The cost of solar energy, which has fallen by 73% since 2010, is forecast to fall by a further 50% by 2020, leading to it sitting alongside onshore wind as the cheapest forms of energy in years to come. This is leading corporates to buy record amounts of clean power through renewable energy power purchase agreements. Bloomberg New Energy Finance reported that 43 companies in 10 different countries procured a total of 5.4GW of clean energy contracts in 2017, 1.1GW more than the year before and, as BNEF said, “despite question marks about how evolving policy could affect corporate procurement in the US and Europe, the two largest markets”.

Kyle Harrison, a corporate energy strategy analyst for BNEF, said: “Sustainability and acting sustainably in many instances are even more important, for the largest corporate clean energy buyers around the world, than any savings made on the cost of electricity.”

This has led to events such as the UK having its first day without using coal power since the start of the Industrial Revolution and European grid operators routinely incorporating 40-50% renewable electricity into their transmission networks without incident.  “We are in a new world of energy. The ecosystem of energy is changing,” Amin added in a briefing to journalists.

The integration of renewable energy into the world’s electricity networks will be aided by the rapid advance of electric vehicles, which provide demand for renewable capacity outside peak times and can also act as a form of energy storage when demand is high. That and other forms of energy storage will be the real game-changer, the director general said. “If innovation in batteries really reduces costs, I think storage will be key.”

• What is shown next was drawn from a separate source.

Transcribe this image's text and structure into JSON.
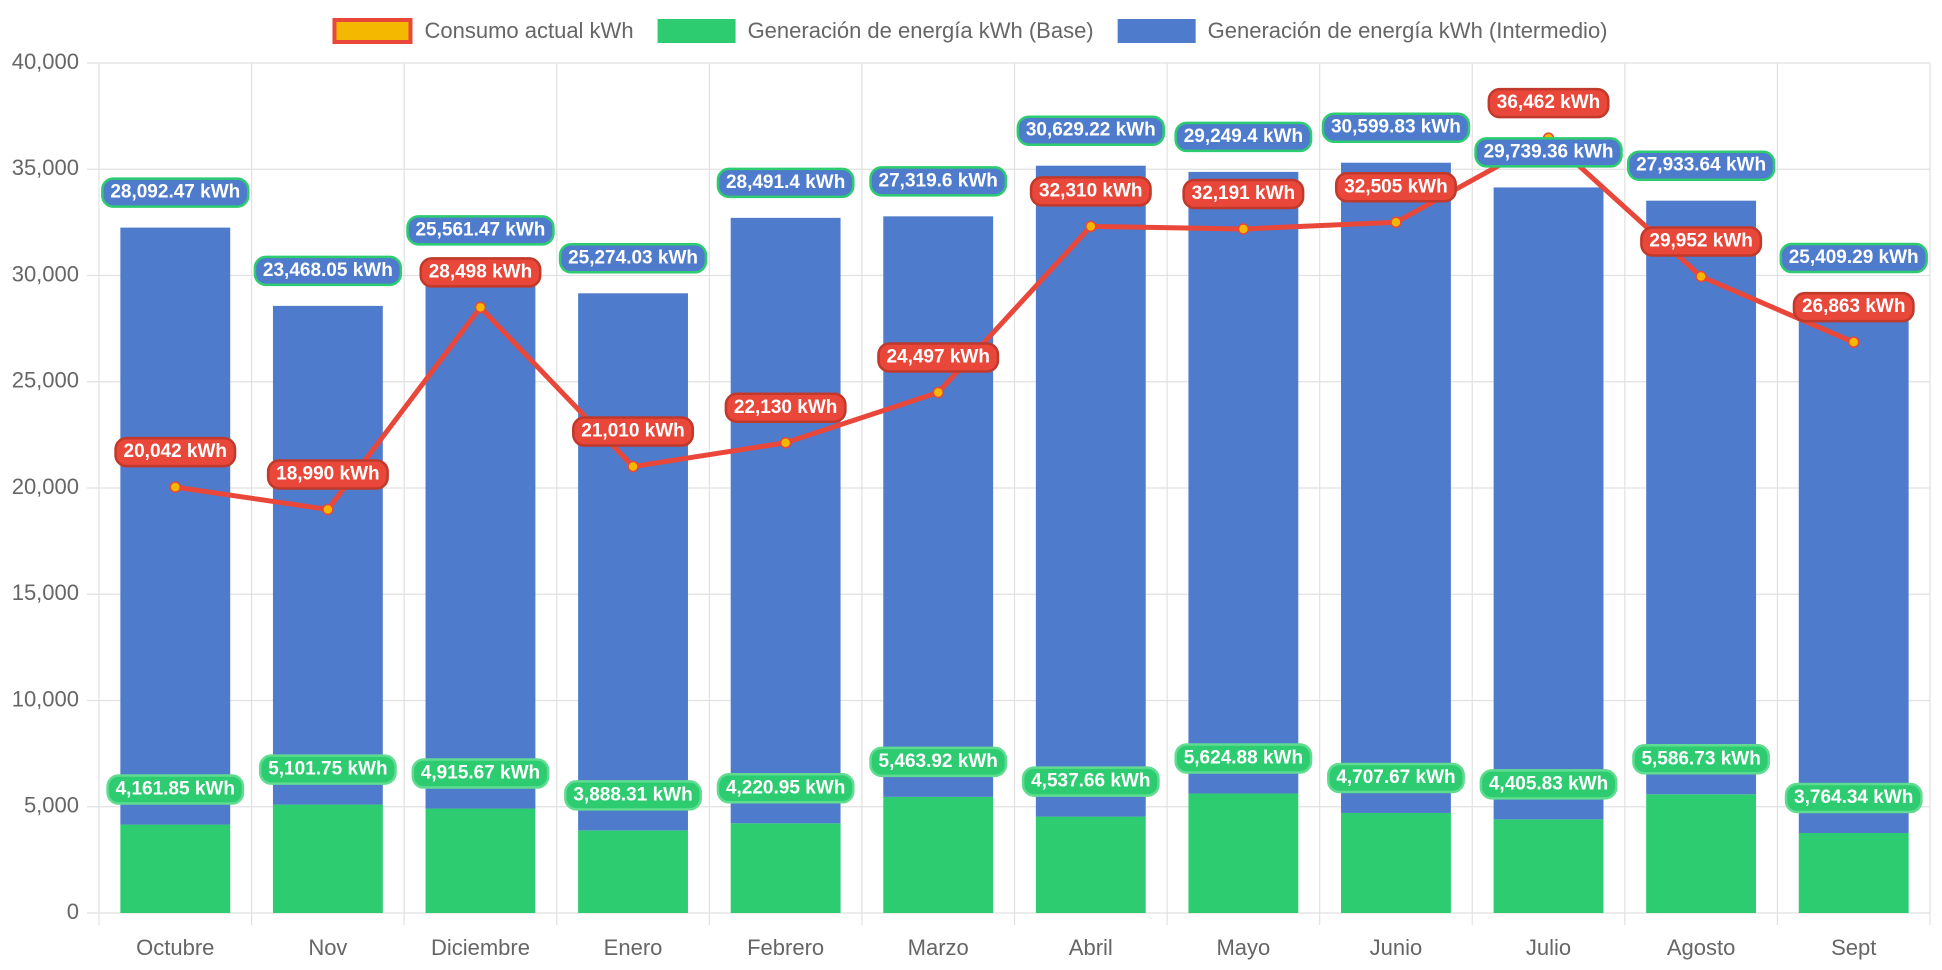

This is going to have serious implications for energy markets, as has already been seen in Europe, where utilities such as Eon and RWE lost billions by failing to anticipate the rapid growth of clean energy capacity, and the US, where President Trump’s attempts to save the coal industry are foundering against economic reality – despite his planned tariffs on imported solar panels. “The real challenge will be not just dealing with rapidly changing policy and technology changes, but also market design,” Amin said. “Utilities are going to have to change their business models dramatically.”

There are also serious implications for the geopolitics of the energy market, and as a result IRENA has launched a Global Commission on the Geopolitics of Energy Transformation. “We are moving from a world where energy was characterized by scarcity and conflict to a world of plenty,” Amin said. “Renewable energy resources are abundant, sustainable and have the power to significantly improve energy access, security and independence.

“At the same time, the large-scale deployment of variable sources of renewable energy such as solar PV and wind, is fostering greater cross-border energy trade and cooperation between nations,” he added. “Understanding these changing dynamics in a way that informs policy makers, will be the primary goal of the commission.”

This means that peak demand for oil could come as early as 2020, Amin said. “The general narrative in the OPEC countries is that they have another 30 years, but mobility technology is moving so fast – mobility companies are having to change far faster than they planned. Every time renewable capacity doubles, the price falls by about 20%. If this trend applies in e-mobility over the next three to four years, we’re going to reach the point where real demand for oil will be impacted quite soon. There is a great deal of complacency among incumbents in the energy industry. We’re going to see indications of peaks within the next five to six years – it’s not going to be 30 years for sure.”